Figure 4. RUNX1, BRG1 and INI1 occupancy of the GMCSF and IL3 promoters is associated with active histone modifications

Chromatin immunoprecipitations with RUNX1, BRG1, INI1, Pol II, IgG and histone modification antibodies were performed in Jurkat cells. The antibodies used to detect histone modifications were as follows: Acetylated histone H4 (H4-Ac), dimethylated H3 lysine 4 (H3K4me2) and dimethylated H3 lysine 27 (H3K27me2). The GMCSF and IL3 promoters are associated with dimethylated H3K4 and acetylated H4, but not dimethylated H3K27 (top panel). These two genes interact robustly with RNA polymerase II (lower panel), as well as with RUNX1, BRG1 and INI1 (middle panels). The human OC gene promoter is predominantly associated with dimethylated H3K27 and exhibits background binding for RNA polymerase II and the other factors. Quantitative PCR data are normalized to genomic DNA and denoted as percent input.

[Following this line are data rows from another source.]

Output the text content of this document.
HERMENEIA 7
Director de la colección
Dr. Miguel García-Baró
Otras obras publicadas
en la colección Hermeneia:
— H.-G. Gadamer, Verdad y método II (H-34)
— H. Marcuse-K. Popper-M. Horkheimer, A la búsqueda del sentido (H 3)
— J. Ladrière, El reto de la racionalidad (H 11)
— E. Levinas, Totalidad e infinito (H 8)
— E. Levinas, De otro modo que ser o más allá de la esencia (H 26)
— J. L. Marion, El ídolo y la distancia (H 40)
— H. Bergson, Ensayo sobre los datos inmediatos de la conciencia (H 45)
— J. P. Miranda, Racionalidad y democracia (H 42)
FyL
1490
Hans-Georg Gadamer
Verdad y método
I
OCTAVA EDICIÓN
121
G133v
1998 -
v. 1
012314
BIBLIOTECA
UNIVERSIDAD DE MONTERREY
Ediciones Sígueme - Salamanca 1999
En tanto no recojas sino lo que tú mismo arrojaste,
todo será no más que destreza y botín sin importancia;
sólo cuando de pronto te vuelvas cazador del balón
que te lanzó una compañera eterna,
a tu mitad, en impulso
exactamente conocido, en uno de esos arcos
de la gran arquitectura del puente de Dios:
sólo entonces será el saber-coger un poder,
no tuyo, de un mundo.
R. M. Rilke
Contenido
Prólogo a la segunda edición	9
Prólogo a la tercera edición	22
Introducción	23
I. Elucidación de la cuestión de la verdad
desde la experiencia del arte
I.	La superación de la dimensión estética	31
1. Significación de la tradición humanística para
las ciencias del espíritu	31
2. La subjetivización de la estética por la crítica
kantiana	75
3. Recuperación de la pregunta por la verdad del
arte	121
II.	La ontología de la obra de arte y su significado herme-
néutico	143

Figure 5. RUNX1 supports BRG1 and INI1 association with the GMCSF and IL3 promoters

Jurkat cells were transfected with two independent RUNX1 siRNAs and non-silencing (NS) Si-RNA control. A). To check the efficiency of knockdown, RUNX1 mRNA expression was measured by RT-qPCR relative to GAPDH in equal numbers of cells. B) Protein expression of RUNX1 was examined in siRNA treated samples as well as non silencing controls by western blot analysis using specific antibody. Immunoblotting with antibody against α-tubulin was performed as loading control. C). ChIP assays were performed in RUNX1 knockdown and control Jurkat cells with antibodies against RUNX1, BRG1, INI1 and IgG. Quantitative PCR data show that interactions of BRG1 and INI1 with the GMCSF and IL3 promoters are significantly reduced upon siRNA mediated RUNX1 knockdown. Quantitative PCR data are normalized to genomic DNA and denoted as percent input. D). Expression levels of GMCSF and IL3 mRNAs were analyzed by real-time quantitative RT-PCR relative to GAPDH in control and siRNA treated samples. Decreased association of RUNX1, BRG1 and INI1 to the GMCSF and IL3 promoters correlates with a reduced expression of these genes as measured by qRT-PCR.